Эмма пожимает плечами, не глядя на него.

– Та, другая женщина, к которой испытывают влечение… она ведь может не любить женщин.

Регина любит женщин. Она сама призналась. По крайней мере, она любила одну конкретную. Значит, такие отношения ее не пугают. Да и Эмма не собирается признаваться ей в любви. Речь идет всего лишь о том, чтобы лечь с Региной в одну постель.

Эмма не понимает, как вообще доросла до такой идеи, но она кажется ей безупречно правильной. Регина притягивает ее. Когда Эмма думает о ней, у нее влажнеет между ног. Пусть это будет похотью. Вожделением. Тогда следует его просто утолить. Эмма верит, что одного раза будет достаточно. Может быть, она с самого начала хотела Регину и просто принимала это за желание дружбы. Да, это простое и разумное объяснение. Почему Эмма не додумалась до него сразу?

Она знает ответ.

Потому что она никогда раньше не хотела женщину.

Ей не с чем было сравнивать.

– Точно так же она может не любить какого-то определенного мужчину, который попытается лечь с ней в постель, – отзывается Робин, и Эмма молча соглашается с ним.
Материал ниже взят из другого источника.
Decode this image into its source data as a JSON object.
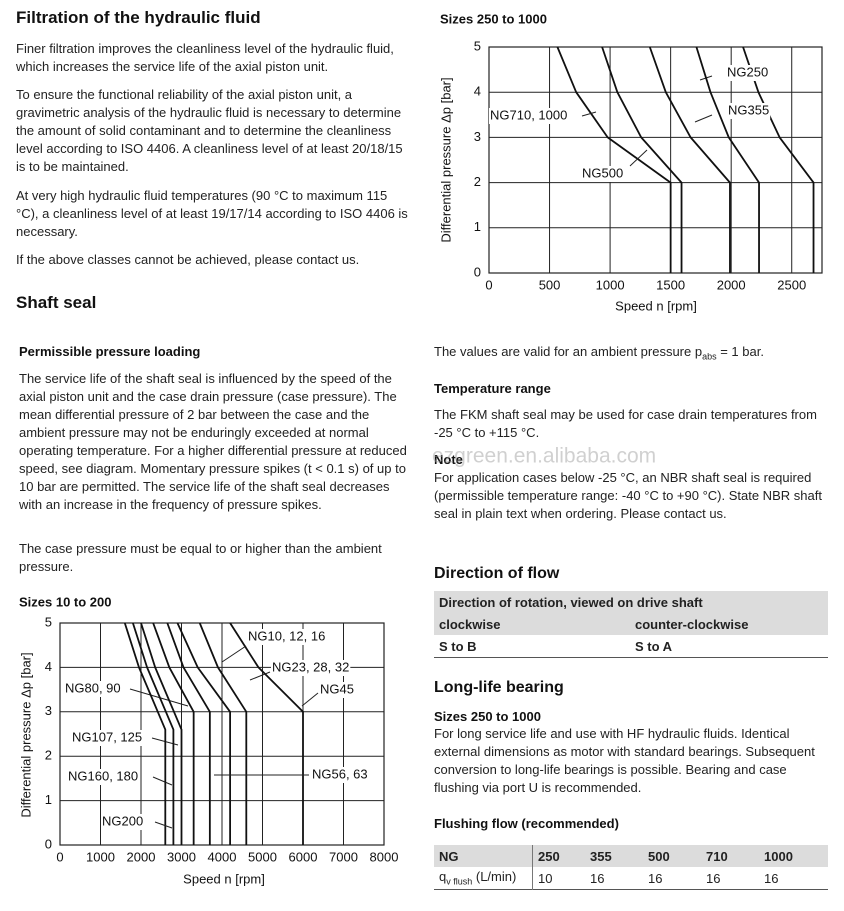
{
  "filtration": {
    "title": "Filtration of the hydraulic fluid",
    "paragraphs": [
      "Finer filtration improves the cleanliness level of the hydraulic fluid, which increases the service life of the axial piston unit.",
      "To ensure the functional reliability of the axial piston unit, a gravimetric analysis of the hydraulic fluid is necessary to determine the amount of solid contaminant and to determine the cleanliness level according to ISO 4406. A cleanliness level of at least 20/18/15 is to be maintained.",
      "At very high hydraulic fluid temperatures (90 °C to maximum 115 °C), a cleanliness level of at least 19/17/14 according to ISO 4406 is necessary.",
      "If the above classes cannot be achieved, please contact us."
    ]
  },
  "shaft_seal": {
    "title": "Shaft seal",
    "subtitle": "Permissible pressure loading",
    "paragraphs": [
      "The service life of the shaft seal is influenced by the speed of the axial piston unit and the case drain pressure (case pressure). The mean differential pressure of 2 bar between the case and the ambient pressure may not be enduringly exceeded at normal operating temperature. For a higher differential pressure at reduced speed, see diagram. Momentary pressure spikes (t < 0.1 s) of up to 10 bar are permitted. The service life of the shaft seal decreases with an increase in the frequency of pressure spikes.",
      "The case pressure must be equal to or higher than the ambient pressure."
    ],
    "validity": {
      "before": "The values are valid for an ambient pressure p",
      "sub": "abs",
      "after": " = 1 bar."
    }
  },
  "temperature": {
    "title": "Temperature range",
    "text": "The FKM shaft seal may be used for case drain temperatures from -25 °C to +115 °C."
  },
  "note": {
    "title": "Note",
    "text": "For application cases below -25 °C, an NBR shaft seal is required (permissible temperature range: -40 °C to +90 °C). State NBR shaft seal in plain text when ordering. Please contact us."
  },
  "direction": {
    "title": "Direction of flow",
    "header": "Direction of rotation, viewed on drive shaft",
    "columns": [
      "clockwise",
      "counter-clockwise"
    ],
    "row": [
      "S to B",
      "S to A"
    ]
  },
  "bearing": {
    "title": "Long-life bearing",
    "subtitle": "Sizes 250 to 1000",
    "text": "For long service life and use with HF hydraulic fluids. Identical external dimensions as motor with standard bearings. Subsequent conversion to long-life bearings is possible. Bearing and case flushing via port U is recommended.",
    "flushing_title": "Flushing flow (recommended)",
    "table": {
      "header": [
        "NG",
        "250",
        "355",
        "500",
        "710",
        "1000"
      ],
      "row_label": {
        "main": "q",
        "sub": "v flush",
        "unit": " (L/min)"
      },
      "row": [
        "10",
        "16",
        "16",
        "16",
        "16"
      ]
    }
  },
  "watermark": "ezgreen.en.alibaba.com",
  "chart_data": [
    {
      "type": "line",
      "title": "Sizes 250 to 1000",
      "x_label": "Speed n [rpm]",
      "y_label": "Differential pressure Δp [bar]",
      "xlim": [
        0,
        2750
      ],
      "ylim": [
        0,
        5
      ],
      "xticks": [
        0,
        500,
        1000,
        1500,
        2000,
        2500
      ],
      "yticks": [
        0,
        1,
        2,
        3,
        4,
        5
      ],
      "grid": true,
      "series": [
        {
          "name": "NG250",
          "color": "#111111",
          "x": [
            2098,
            2225,
            2400,
            2680,
            2680
          ],
          "values": [
            5,
            4,
            3,
            2,
            0
          ]
        },
        {
          "name": "NG355",
          "color": "#111111",
          "x": [
            1713,
            1829,
            1980,
            2230,
            2230
          ],
          "values": [
            5,
            4,
            3,
            2,
            0
          ]
        },
        {
          "name": "NG710, 1000",
          "color": "#111111",
          "x": [
            565,
            720,
            980,
            1500,
            1500,
            null,
            934,
            1060,
            1257,
            1590,
            1590
          ],
          "values": [
            5,
            4,
            3,
            2,
            0,
            null,
            5,
            4,
            3,
            2,
            0
          ]
        },
        {
          "name": "NG500",
          "color": "#111111",
          "x": [
            1328,
            1460,
            1665,
            1990,
            1990
          ],
          "values": [
            5,
            4,
            3,
            2,
            0
          ]
        }
      ]
    },
    {
      "type": "line",
      "title": "Sizes 10 to 200",
      "x_label": "Speed n [rpm]",
      "y_label": "Differential pressure Δp [bar]",
      "xlim": [
        0,
        8000
      ],
      "ylim": [
        0,
        5
      ],
      "xticks": [
        0,
        1000,
        2000,
        3000,
        4000,
        5000,
        6000,
        7000,
        8000
      ],
      "yticks": [
        0,
        1,
        2,
        3,
        4,
        5
      ],
      "grid": true,
      "series": [
        {
          "name": "NG10, 12, 16",
          "color": "#111111",
          "x": [
            4200,
            4900,
            6000,
            6000
          ],
          "values": [
            5,
            4,
            3,
            0
          ]
        },
        {
          "name": "NG23, 28, 32",
          "color": "#111111",
          "x": [
            3450,
            3900,
            4600,
            4600
          ],
          "values": [
            5,
            4,
            3,
            0
          ]
        },
        {
          "name": "NG45",
          "color": "#111111",
          "x": [
            2900,
            3400,
            4200,
            4200
          ],
          "values": [
            5,
            4,
            3,
            0
          ]
        },
        {
          "name": "NG80, 90",
          "color": "#111111",
          "x": [
            2300,
            2700,
            3300,
            3300
          ],
          "values": [
            5,
            4,
            3,
            0
          ]
        },
        {
          "name": "NG107, 125",
          "color": "#111111",
          "x": [
            2000,
            2350,
            3000,
            3000
          ],
          "values": [
            5,
            4,
            2.6,
            0
          ]
        },
        {
          "name": "NG56, 63",
          "color": "#111111",
          "x": [
            2650,
            3050,
            3700,
            3700
          ],
          "values": [
            5,
            4,
            3,
            0
          ]
        },
        {
          "name": "NG160, 180",
          "color": "#111111",
          "x": [
            1800,
            2150,
            2800,
            2800
          ],
          "values": [
            5,
            4,
            2.6,
            0
          ]
        },
        {
          "name": "NG200",
          "color": "#111111",
          "x": [
            1600,
            1950,
            2600,
            2600
          ],
          "values": [
            5,
            4,
            2.6,
            0
          ]
        }
      ]
    }
  ]
}
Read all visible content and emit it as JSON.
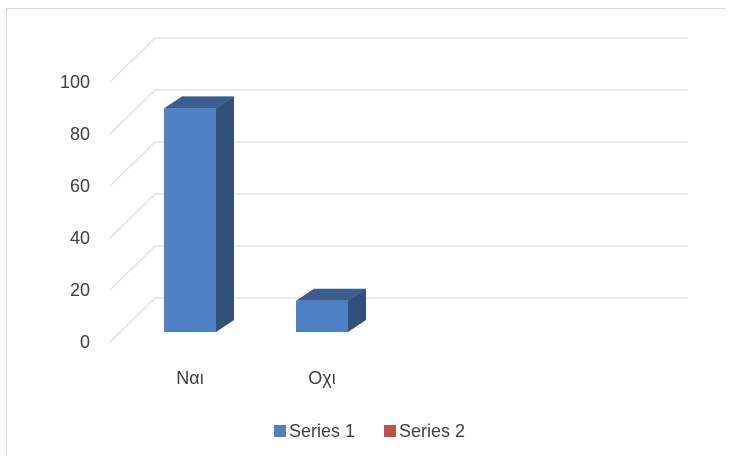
{
  "chart_data": {
    "type": "bar",
    "title": "",
    "xlabel": "",
    "ylabel": "",
    "categories": [
      "Ναι",
      "Οχι"
    ],
    "series": [
      {
        "name": "Series 1",
        "values": [
          86,
          12
        ],
        "color": "#4f81c5"
      },
      {
        "name": "Series 2",
        "values": [
          null,
          null
        ],
        "color": "#c0504d"
      }
    ],
    "y_ticks": [
      "0",
      "20",
      "40",
      "60",
      "80",
      "100"
    ],
    "ylim": [
      0,
      100
    ],
    "grid": true,
    "legend_position": "bottom",
    "style": "3d-column"
  }
}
Она не узнает, пока не попробует.

– У вас тут все женщины спят с женщинами? – вздыхает она, будто часть ее не желает сдаваться, в то время как и разум, и сердце уже смирились с неизбежным.

Робин улыбается.

– Не знаю. А что?

– Это глупо, – снова вздыхает Эмма, понимая: не глупо. – И странно. Я не привыкла к такому.

Она все еще пытается сохранить ту себя, что ничего не знала о подобном.

Тщетно.

Робин удивленно хмыкает.

– Даже живя в Риме уже столько времени?

– Даже живя здесь, – эхом повторяет Эмма.

Когда она уже лежит у себя в комнате, пытаясь уснуть, к ней заглядывает Мария. У нее на лице – сочувственное выражение. Она осторожно подходит к кровати.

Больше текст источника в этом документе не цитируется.